Last September, Bob Bauman reported that, “Indeed, the growing trend of Americans voluntarily ending their status as U.S. citizens — the only legal way by which they can escape U.S. taxes and government controls — has reached a new peak and shows no signs of abating.”  Heck, even the radical left site, DailyKOS.com reported that the Bush family bought thousands of acres in Paraguay.  Although Obama doesn’t see what he’s causing, apparently his predecessor and his family did.

How serious are these ex-patriots:

Interestingly, although such a move offshore means departing Americans may have to pay an exit tax that the Democrat Congress and George Bush imposed in 2008, lawyers say this is a price people have become more willing to pay this year, now that recession and decreased asset values has reduced the size of this onerous and unfair tax.

So why do the non-wealthy care?  The top 1% of all earners pay 40 percent of all taxes. Examine the recent health care bill that relies heavily on the wealthy to fund the measure.  If there are not enough wealthy people, the rest of will be left to foot the bill.  A cost the rest cannot afford.

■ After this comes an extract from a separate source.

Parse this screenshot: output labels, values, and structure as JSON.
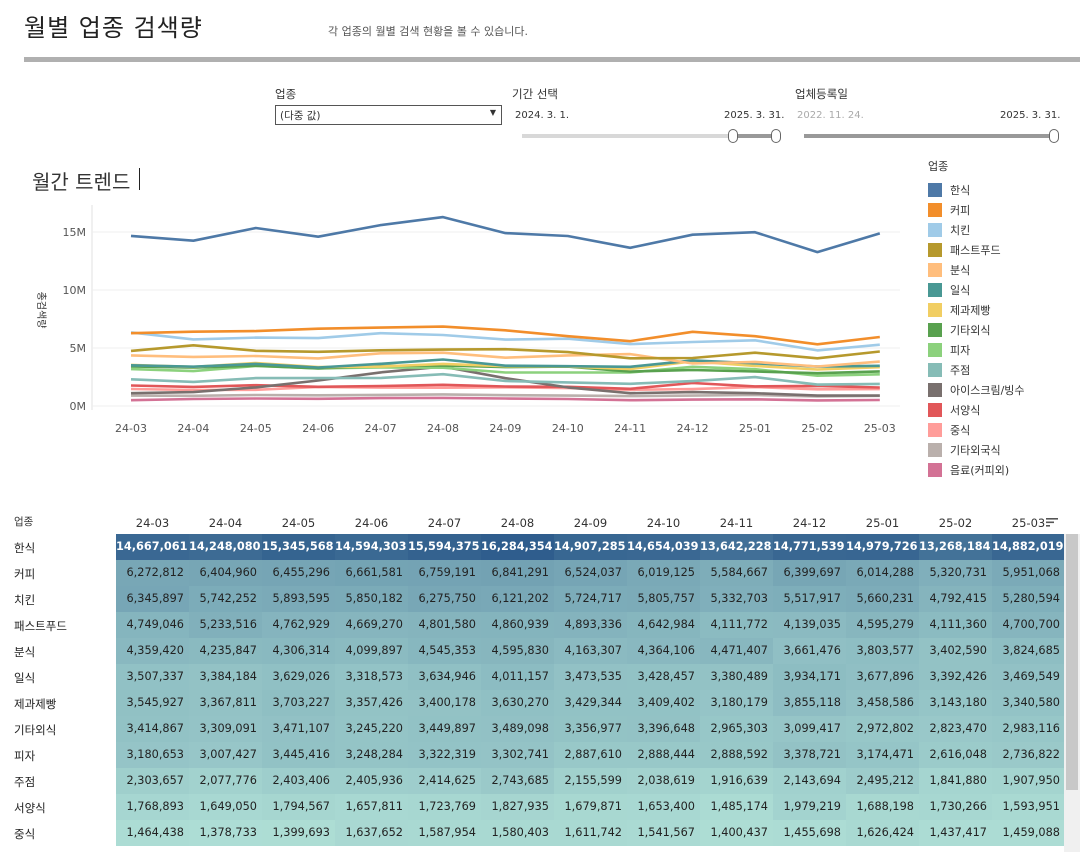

Continuing to hate top-earners for working hard and taking risks is counter-productive.  At some point, the government has to realize that not everyone can work for unions for middle-class wages unless the government is willing to tax middle-class wages at much higher rates.  It is well-known that our legislative branch would never admit such a truth.   Why should they, it would cost them their precious seats.

Wealth Bulletin quotes Jay Krause, a partner at private-client specialist law firm Withers who says he’s seen a rise in those interested in expatriation lately

We also found that over these same years the no-income tax states created 89% more jobs and had 32% faster personal income growth than their high-tax counterparts. -wsj.com

Those who disapprove of tax competition complain that lower state taxes only create a zero-sum competition where states “race to the bottom” and cut services to the poor as taxes fall to zero. They say that tax cutting inevitably means lower quality schools and police protection as lower tax rates mean starvation of public services.

The Live Free or Die State has no income or sales tax, yet it has high-quality schools and excellent public services. Students in New Hampshire public schools achieve the fourth-highest test scores in the nation — even though the state spends about $1,000 a year less per resident on state and local government than the average state and, incredibly, $5,000 less per person than New York. And on the other side of the ledger, California in 2007 had the highest-paid classroom teachers in the nation, and yet the Golden State had the second-lowest test scores.

Christian Kälin, a partner at residence and citizenship planning consultancy Henley Partners, said his firm has had a big rise in such inquiries.
He said: “Tax reasons might be the biggest reason why US citizens will want to drop their passports..” – clubconspiracy.com

Jay Krause, a partner at private-client specialist law firm Withers, said: “The number of inquiries from US citizens wanting to expatriate from their citizenship has increased rapidly in the last year.” – wealth-bulletin.com

To become a resident of Costa Rico for instance only requires proving an income of $50,000 USD per year.  Put $1,000,0000 in the bank and cut a crappy 5% annual and you’re in.   That is nothing serious for a middle-upper earner in their mid-50’s.

*notes:

  1. what would keep the wealthy here
  2. what is the worth of upper-middle income ($200,000) to the American economy
  3. Is the ObamEconomy more about bringing everyone to the same lower-middle class status?
  4. How does Obamacare and the financial reform bill increase Americans worth/income?